As a first-semester undergraduate, I thought philosophy was the most useless of all subjects in my curriculum. As an adult, I now believe philosophy is the most important of all subjects.
Epistemology, the study of how we know what we know, shapes how people argue, what counts as evidence, and even whether dialogue is possible. And explains why we often are talking past each other.
In other words, at a deep level, “political discussions,” which I now avoid, are not based on differences about personalities or policies, but are more deeply grounded in different ways of ascertaining “truth.”
Arguments about difficult subjects such as abortion seem irreconcilable because the philosophic assumptions are different:
“Life begins at conception” is a moral claim.
“Women should control their bodies” is an ethical-autonomy claim
“A fetus feels pain at X weeks” (empirical claim).
Debates on gender identity, race, or cultural identity illustrate epistemological divergences as well:
Subjective epistemology: identity is self-defined and validated by experience
Biological epistemology: identity is rooted in physical or genetic reality.
Social constructivism: identity categories are created by society and mutable.

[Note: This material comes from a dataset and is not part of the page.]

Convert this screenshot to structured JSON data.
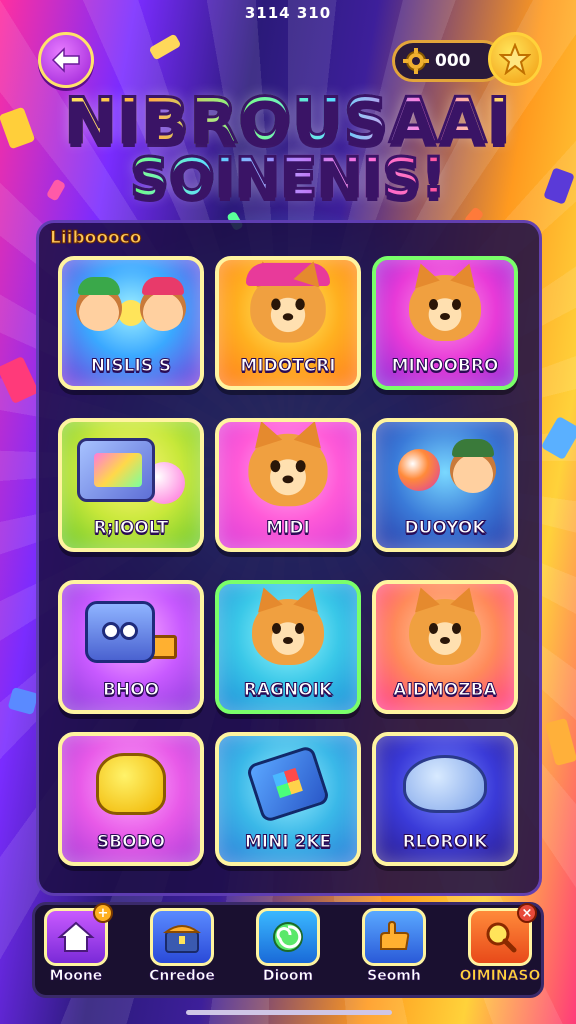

When someone says “I am what I say I am” vs “Identity is rooted in biology”, they are not just disagreeing, they are using different knowledge frameworks.
For me, the greatest issue is post-modernism, which asserts that there is no such thing as universal truth, as in “your truth vs my truth.” For those of us whose intellectual framework is still the enlightenment, I find the biggest challenge lies precisely there.
Democracy, law, and social cooperation depend on some common epistemic ground. Grammatical rules for language, driving laws and what constitutes “crime” are examples.
If truth is subjective, how do we arbitrate disputes?
So different epistemologies make discourse difficult to impossible. It isn’t the existence of different answers, but different ways of determining answers.
Epistemology is the hidden engine of public conflict.